The total tax station will be close to 60% of the price of oil when the new levy is added to the royalty and development cess that producers presently pay for the oil sector.
A windfall tax is a one-time charge placed on businesses whose profits have increased majorly because of the favorable market conditions, not to any intelligent investment choices they may have made, better efficiency, or innovative thinking.
To earn USD 6.3 billion, the UK has imposed a 25% tax on “exceptional” revenues from North Sea oil production. Following Russia’s invasion of Ukraine, oil refiners, particularly Reliance Industries and four items Nayara Energy, made a mint by shipping petroleum to impoverished countries like Europe and the US.
They are alleged to have processed discounted Russian crude raw oil after the West spurned it and exported the fuel made from it to Europe and the US. For the fiscal year that ended March 31, 2023, the government enacted new regulations forcing oil companies that export gasoline to sell 50% of that volume on the domestic market. It has been at 30% of the amount shipped for fuel.
These export limitations serve to replenish the domestic gasoline supplies at gas stations, several of which had run out in the states like Gujarat, Madhya Pradesh, and Rajasthan because the private oil producers preferred to sell fuel abroad rather than locally.
Exports were preferred since retail prices for gasoline and diesel at main PSU dealers were restricted to levels well below their actual costs. As a result, private retailers, who hold less than 10% of the market, are forced to sell oil at a loss or risk losing market share if they sell it at a higher price.
According to Revenue Secretary Tarun Bajaj, the export tax will be paid to all shipments from any refinery, whether it is a domestic unit or just one (SEZ) facility. He added that the export restriction, which calls for a specific quantity to be sold locally, won’t apply to SEZ units.
At Jamnagar in Gujarat, Reliance runs two refineries, one of which is a national tariff area plant and the other of which is an SEZ refinery.

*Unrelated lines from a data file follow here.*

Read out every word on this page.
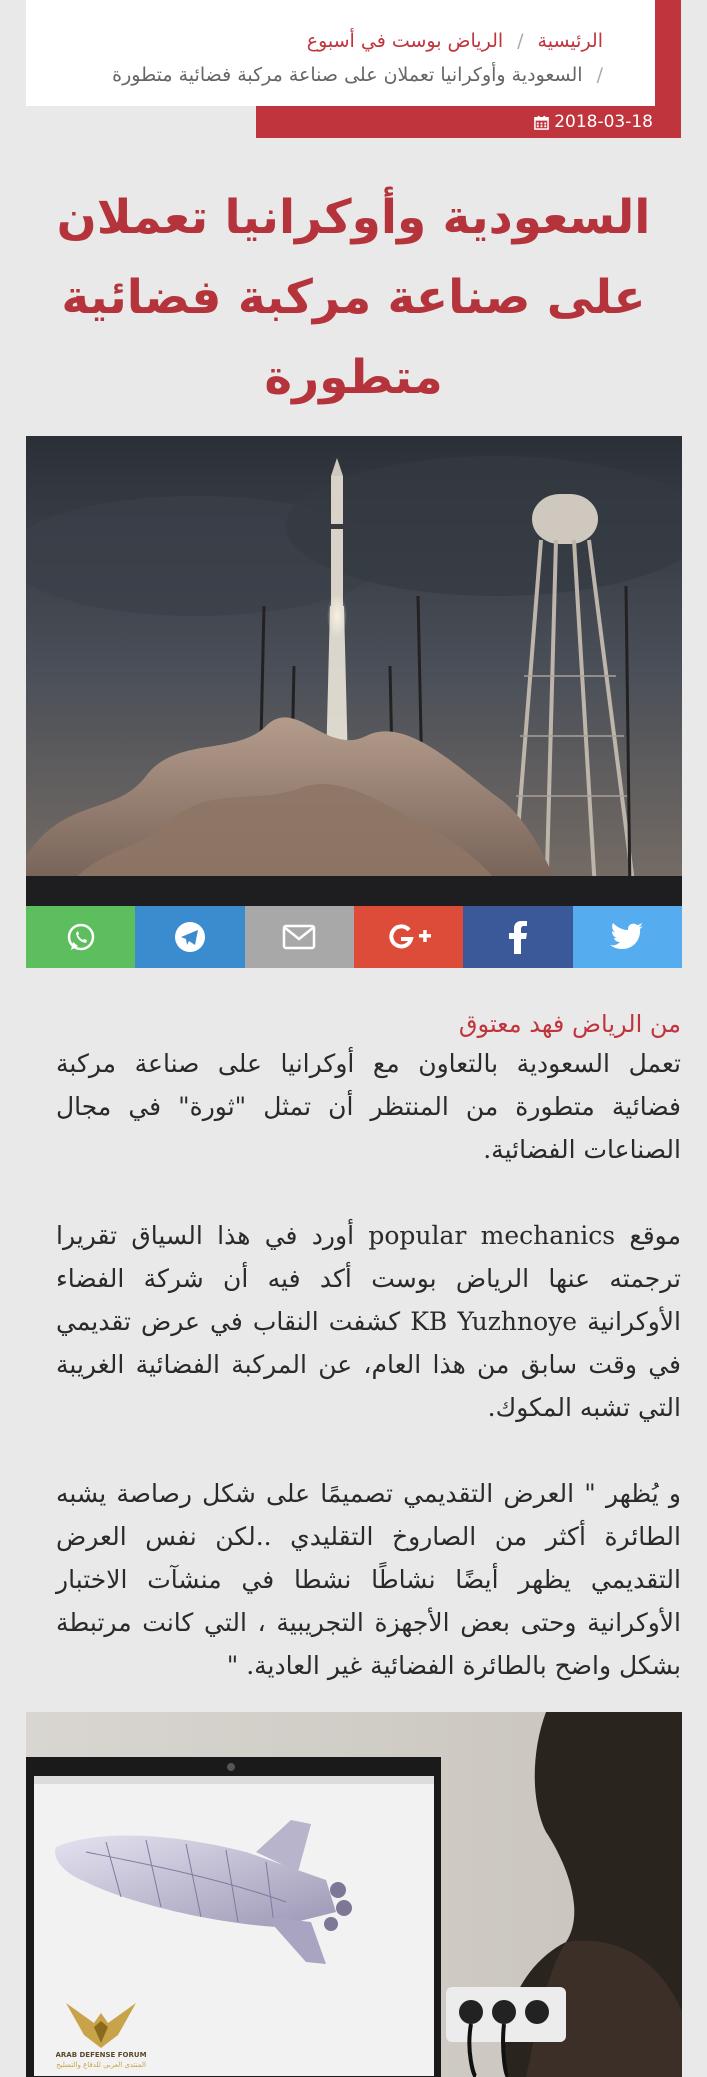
الرئيسية/الرياض بوست في أسبوع
/السعودية وأوكرانيا تعملان على صناعة مركبة فضائية متطورة
2018-03-18
السعودية وأوكرانيا تعملان
على صناعة مركبة فضائية
متطورة
من الرياض فهد معتوق

تعمل السعودية بالتعاون مع أوكرانيا على صناعة مركبة فضائية متطورة من المنتظر أن تمثل "ثورة" في مجال الصناعات الفضائية.

موقع popular mechanics أورد في هذا السياق تقريرا ترجمته عنها الرياض بوست أكد فيه أن شركة الفضاء الأوكرانية KB Yuzhnoye كشفت النقاب في عرض تقديمي في وقت سابق من هذا العام، عن المركبة الفضائية الغريبة التي تشبه المكوك.

و يُظهر " العرض التقديمي تصميمًا على شكل رصاصة يشبه الطائرة أكثر من الصاروخ التقليدي ..لكن نفس العرض التقديمي يظهر أيضًا نشاطًا نشطا في منشآت الاختبار الأوكرانية وحتى بعض الأجهزة التجريبية ، التي كانت مرتبطة بشكل واضح بالطائرة الفضائية غير العادية. "

ARAB DEFENSE FORUM
المنتدى العربي للدفاع والتسليح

In Gujarat’s Vadinar, Nayara has a residential tariff area unit. As per a statement from the finance ministry, local producers that sell their oil to domestic processors at prices that are considered competitive with international markets have benefited from the recent sharp surge in crude prices.
“As a result, local raw producers are benefitting unexpectedly. The statement stated that a surcharge of Rs 23,250 a tonne has been placed on crude. “This cess would not apply to raw imports.” According to the ministry, small producers who produced less than 2 million BPD of simple annually will not be subject to the new cess.

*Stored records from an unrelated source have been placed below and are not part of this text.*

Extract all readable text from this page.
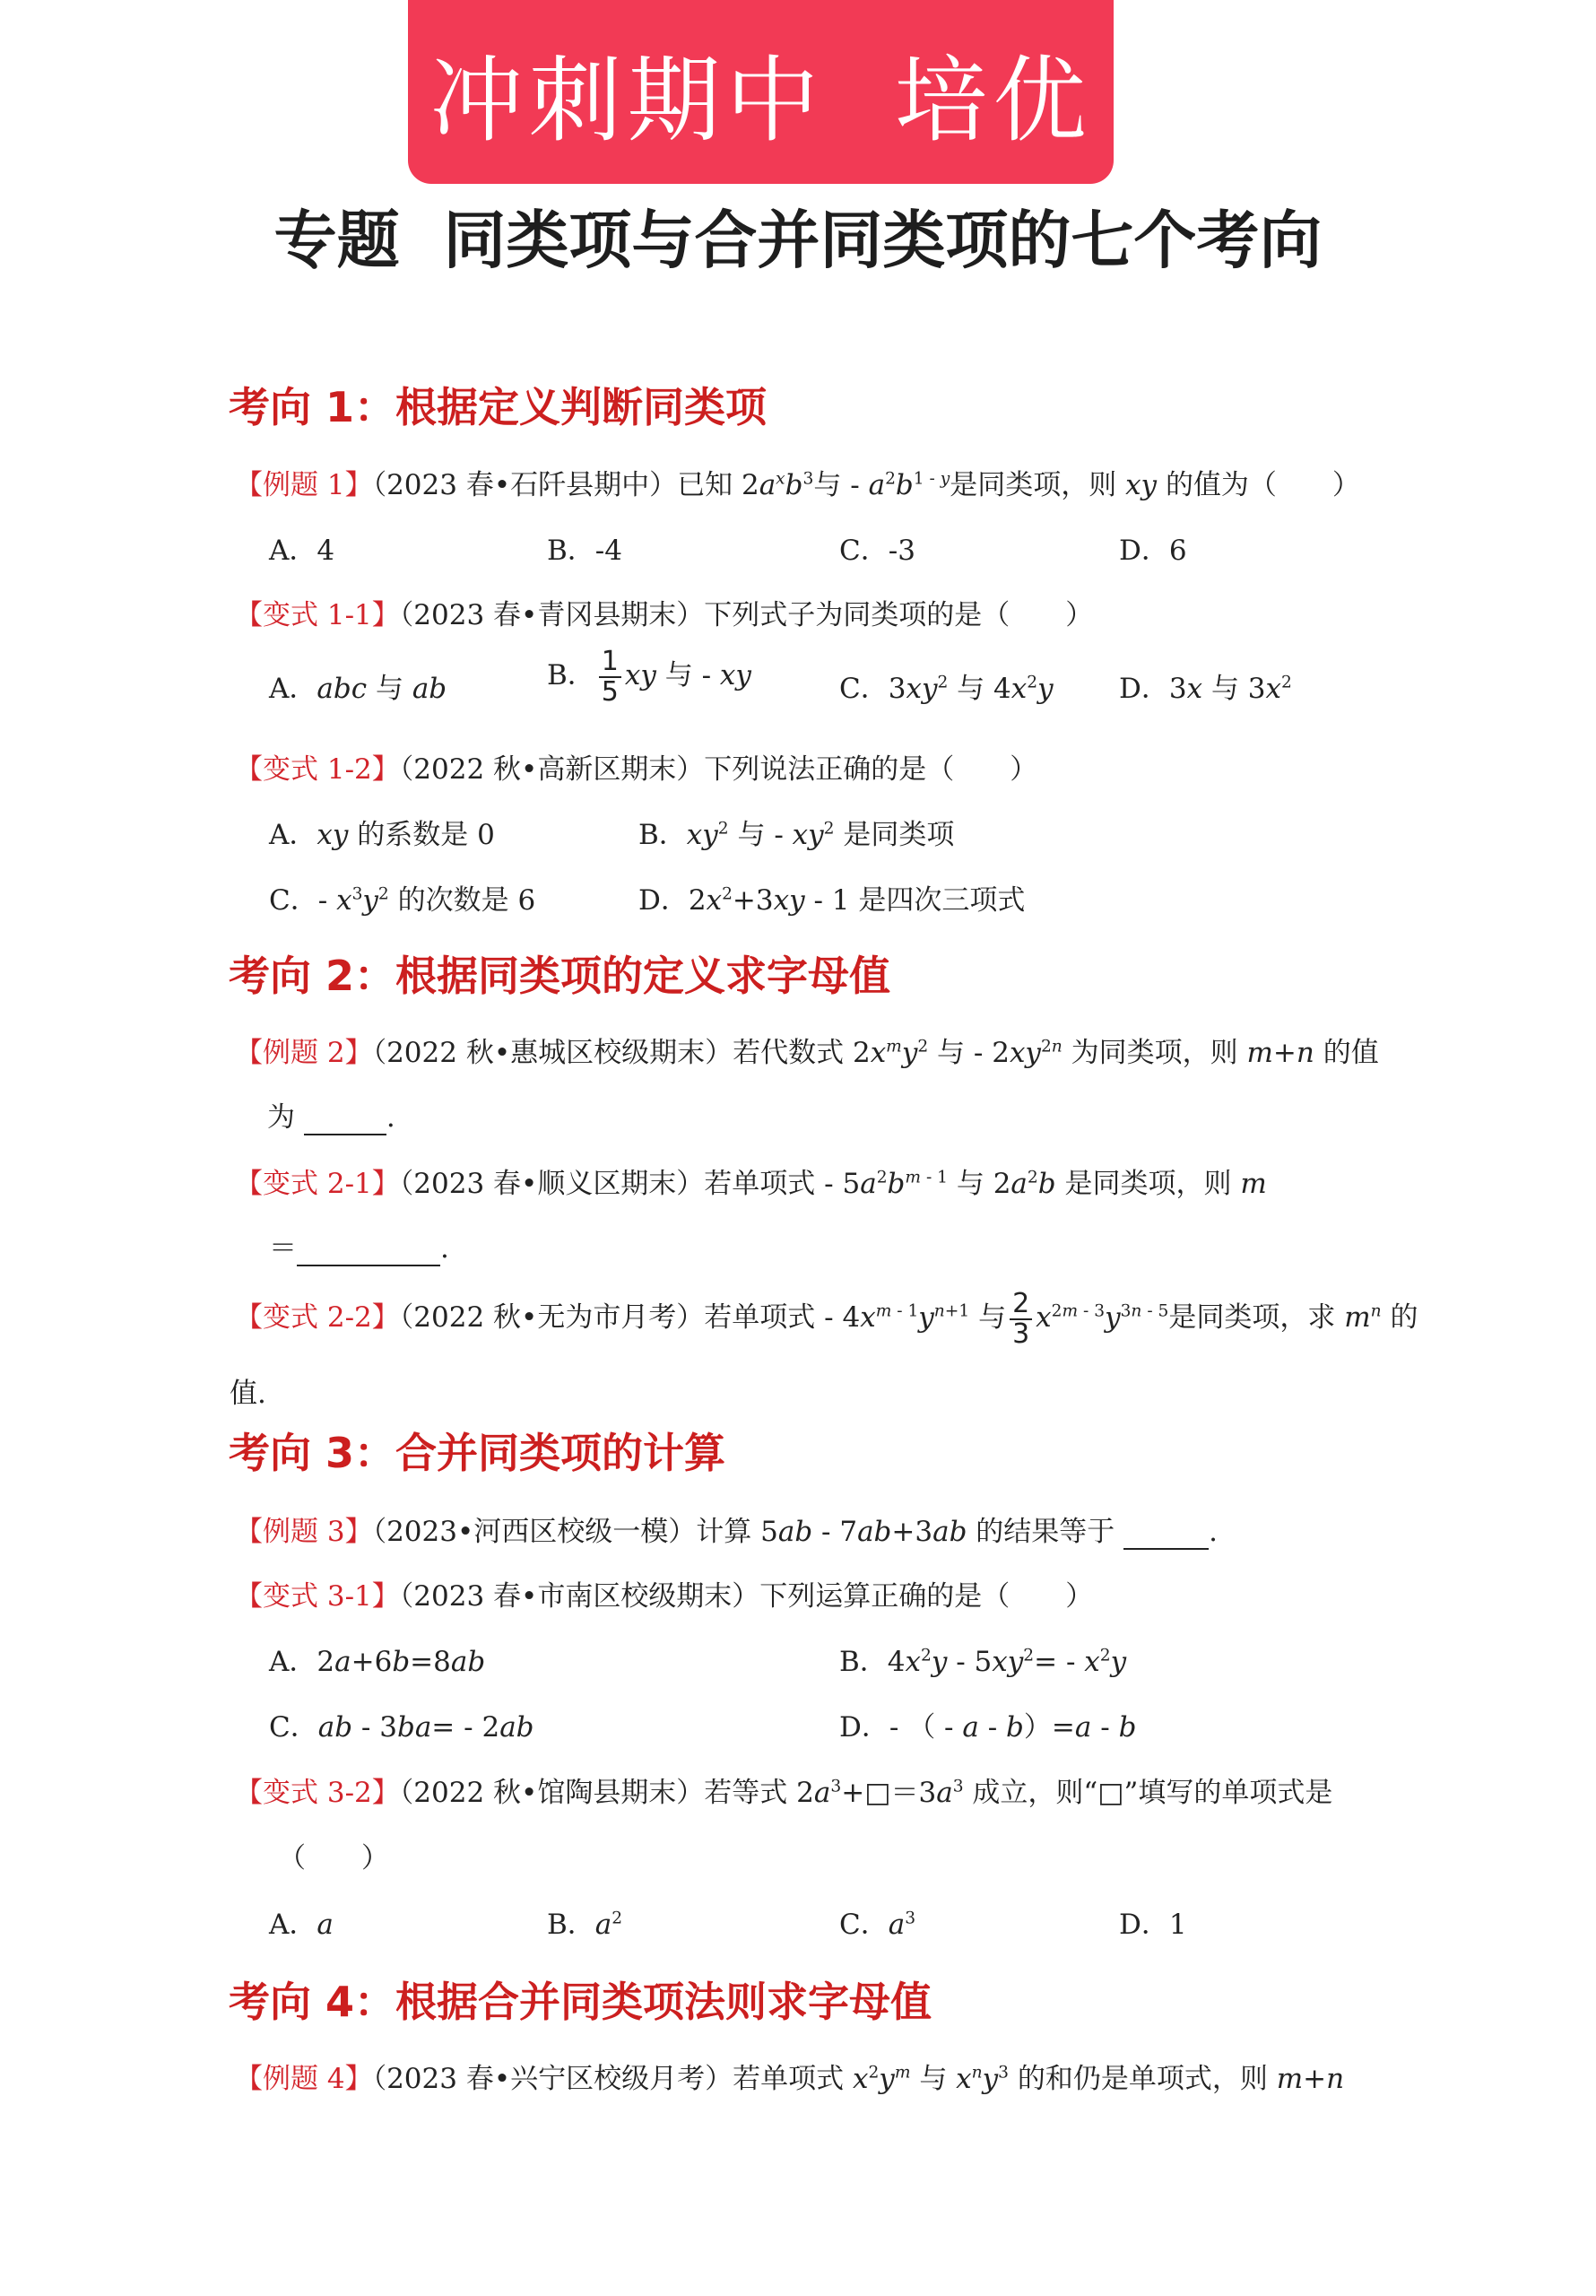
冲刺期中  培优
专题  同类项与合并同类项的七个考向
考向 1：根据定义判断同类项
【例题 1】（2023 春•石阡县期中）已知 $2a^xb^3$与 - $a^2b^{1 - y}$是同类项，则 xy 的值为（　　）
A．4	B．-4	C．-3	D．6
【变式 1-1】（2023 春•青冈县期末）下列式子为同类项的是（　　）
A．abc 与 ab	B． $\frac{1}{5}$ xy 与 - xy	C．$3xy^2$ 与 $4x^2y$ D．3x 与 $3x^2$
【变式 1-2】（2022 秋•高新区期末）下列说法正确的是（　　）
A．xy 的系数是 0	B．$xy^2$ 与 - $xy^2$ 是同类项
C．- $x^3y^2$ 的次数是 6	D．$2x^2+3xy - 1$ 是四次三项式
考向 2：根据同类项的定义求字母值
【例题 2】（2022 秋•惠城区校级期末）若代数式 $2x^my^2$ 与 - $2xy^{2n}$ 为同类项，则 m+n 的值
为	.
【变式 2-1】（2023 春•顺义区期末）若单项式 - $5a^2b^{m - 1}$ 与 $2a^2b$ 是同类项，则 m
＝	.
【变式 2-2】（2022 秋•无为市月考）若单项式 - $4x^{m - 1}y^{n+1}$ 与 $\frac{2}{3} x^{2m - 3}y^{3n - 5}$是同类项，求 $m^n$ 的
值.
考向 3：合并同类项的计算
【例题 3】（2023•河西区校级一模）计算 5ab - 7ab+3ab 的结果等于	.
【变式 3-1】（2023 春•市南区校级期末）下列运算正确的是（　　）
A．2a+6b=8ab	B．$4x^2y - 5xy^2= - x^2y$
C．ab - 3ba= - 2ab	D．- （ - a - b）=a - b
【变式 3-2】（2022 秋•馆陶县期末）若等式 $2a^3+□=3a^3$ 成立，则“□”填写的单项式是
（　　）
A．a	B．$a^2$	C．$a^3$	D．1
考向 4：根据合并同类项法则求字母值
【例题 4】（2023 春•兴宁区校级月考）若单项式 $x^2y^m$ 与 $x^ny^3$ 的和仍是单项式，则 m+n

Additionally, no surcharge will be levied on the oil produced by a raw exporter more than the output from the previous year to encourage increased production. The ministry claimed that while the cost of crude has climbed majorly in recent years, diesel and gasoline prices have grown much more rapidly.

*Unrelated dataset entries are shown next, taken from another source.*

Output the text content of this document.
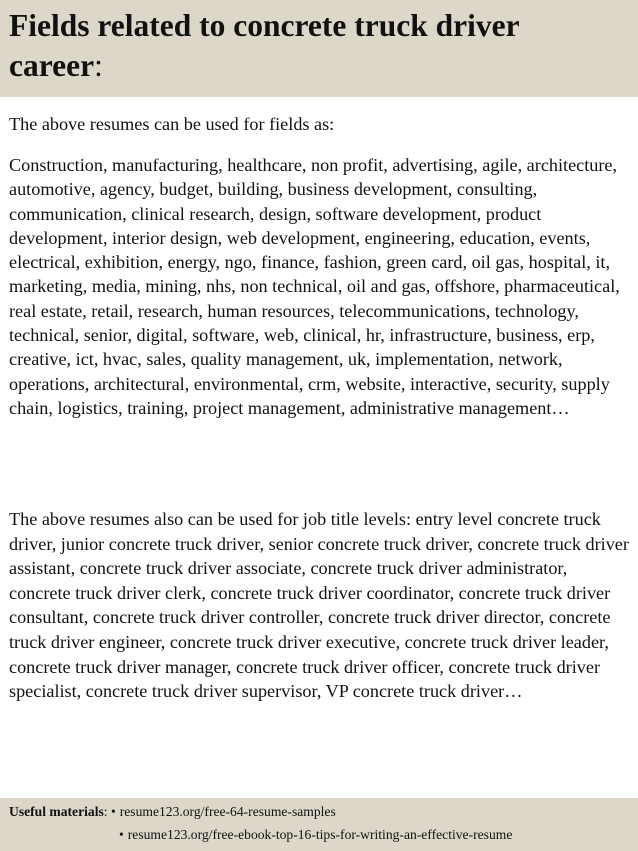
Fields related to concrete truck driver career:

The above resumes can be used for fields as:

Construction, manufacturing, healthcare, non profit, advertising, agile, architecture, automotive, agency, budget, building, business development, consulting, communication, clinical research, design, software development, product development, interior design, web development, engineering, education, events, electrical, exhibition, energy, ngo, finance, fashion, green card, oil gas, hospital, it, marketing, media, mining, nhs, non technical, oil and gas, offshore, pharmaceutical, real estate, retail, research, human resources, telecommunications, technology, technical, senior, digital, software, web, clinical, hr, infrastructure, business, erp, creative, ict, hvac, sales, quality management, uk, implementation, network, operations, architectural, environmental, crm, website, interactive, security, supply chain, logistics, training, project management, administrative management…

The above resumes also can be used for job title levels: entry level concrete truck driver, junior concrete truck driver, senior concrete truck driver, concrete truck driver assistant, concrete truck driver associate, concrete truck driver administrator, concrete truck driver clerk, concrete truck driver coordinator, concrete truck driver consultant, concrete truck driver controller, concrete truck driver director, concrete truck driver engineer, concrete truck driver executive, concrete truck driver leader, concrete truck driver manager, concrete truck driver officer, concrete truck driver specialist, concrete truck driver supervisor, VP concrete truck driver…

Useful materials: • resume123.org/free-64-resume-samples
• resume123.org/free-ebook-top-16-tips-for-writing-an-effective-resume
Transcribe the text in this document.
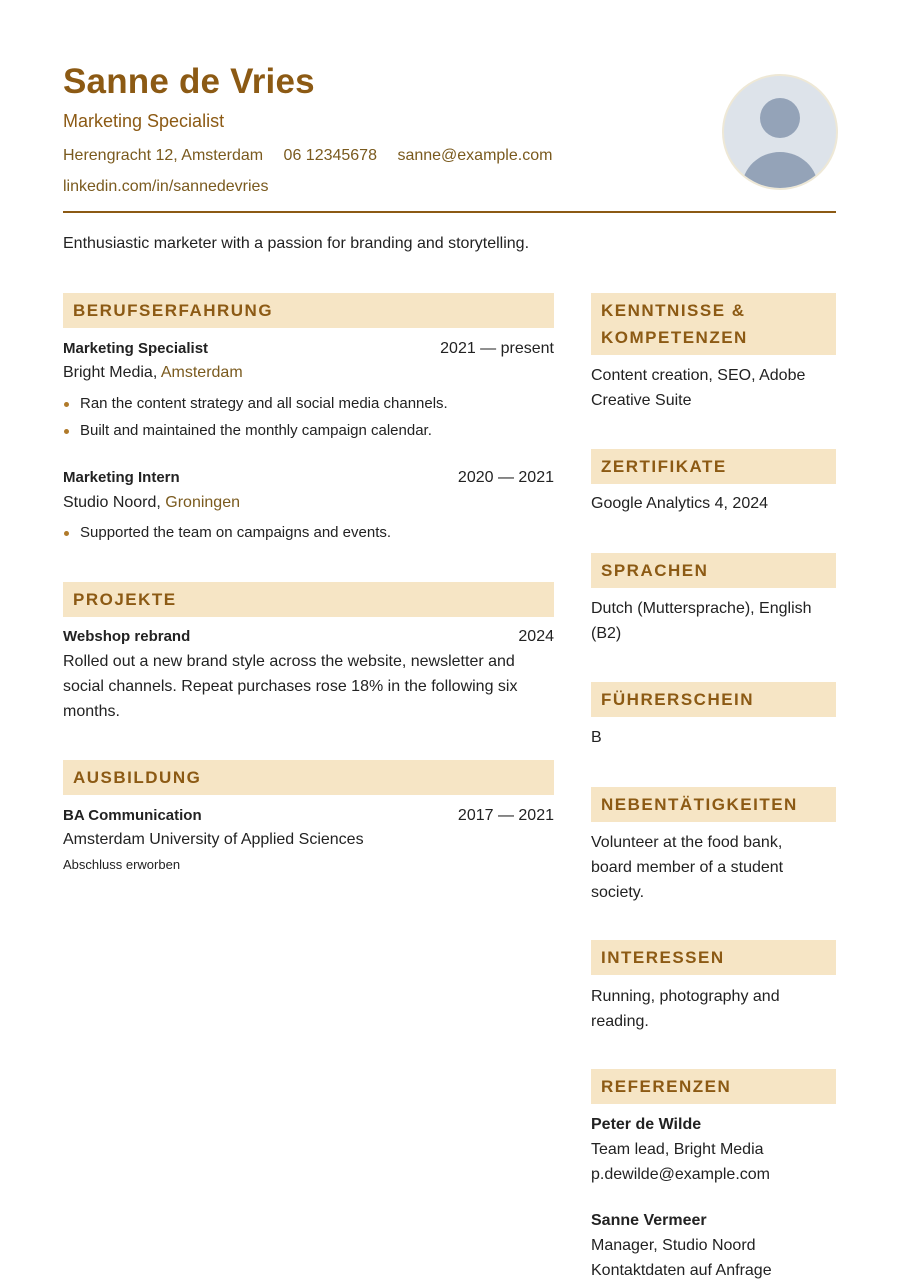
Sanne de Vries
Marketing Specialist
Herengracht 12, Amsterdam 06 12345678 sanne@example.com
linkedin.com/in/sannedevries
Enthusiastic marketer with a passion for branding and storytelling.
BERUFSERFAHRUNG
Marketing Specialist	2021 — present
Bright Media, Amsterdam
Ran the content strategy and all social media channels.
Built and maintained the monthly campaign calendar.
Marketing Intern	2020 — 2021
Studio Noord, Groningen
Supported the team on campaigns and events.
PROJEKTE
Webshop rebrand	2024
Rolled out a new brand style across the website, newsletter and
social channels. Repeat purchases rose 18% in the following six
months.
AUSBILDUNG
BA Communication	2017 — 2021
Amsterdam University of Applied Sciences
Abschluss erworben
KENNTNISSE &
KOMPETENZEN
Content creation, SEO, Adobe
Creative Suite
ZERTIFIKATE
Google Analytics 4, 2024
SPRACHEN
Dutch (Muttersprache), English
(B2)
FÜHRERSCHEIN
B
NEBENTÄTIGKEITEN
Volunteer at the food bank,
board member of a student
society.
INTERESSEN
Running, photography and
reading.
REFERENZEN
Peter de Wilde
Team lead, Bright Media
p.dewilde@example.com
Sanne Vermeer
Manager, Studio Noord
Kontaktdaten auf Anfrage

“The refiners sell these products at very high prices that are currently in effect worldwide. It has been discovered that some refiners are drying off their pumps in the home economy as exports become more lucrative, the report added, without mentioning any specific company.
Due to this, cess rates of Rs 6 per liter for gasoline and Rs 13 per liter for diesel have been put in place for their exports. Any exports of gas and diesel would be subject to these cesses.
“These actions wouldn’t have a negative effect on domestic retail pricing for gasoline and diesel. As a result, domestic retail prices wouldn’t alter. It stated that these steps would ensure the domestic supply of oil products.
On the export of aviation turbine fuel, a special additional excise tax (SAED) of Rs. 6 per liter has been applied (ATF). ATF has seen a dramatic increase in global pricing, much like diesel and gasoline. Hence an extra duty has been put in place.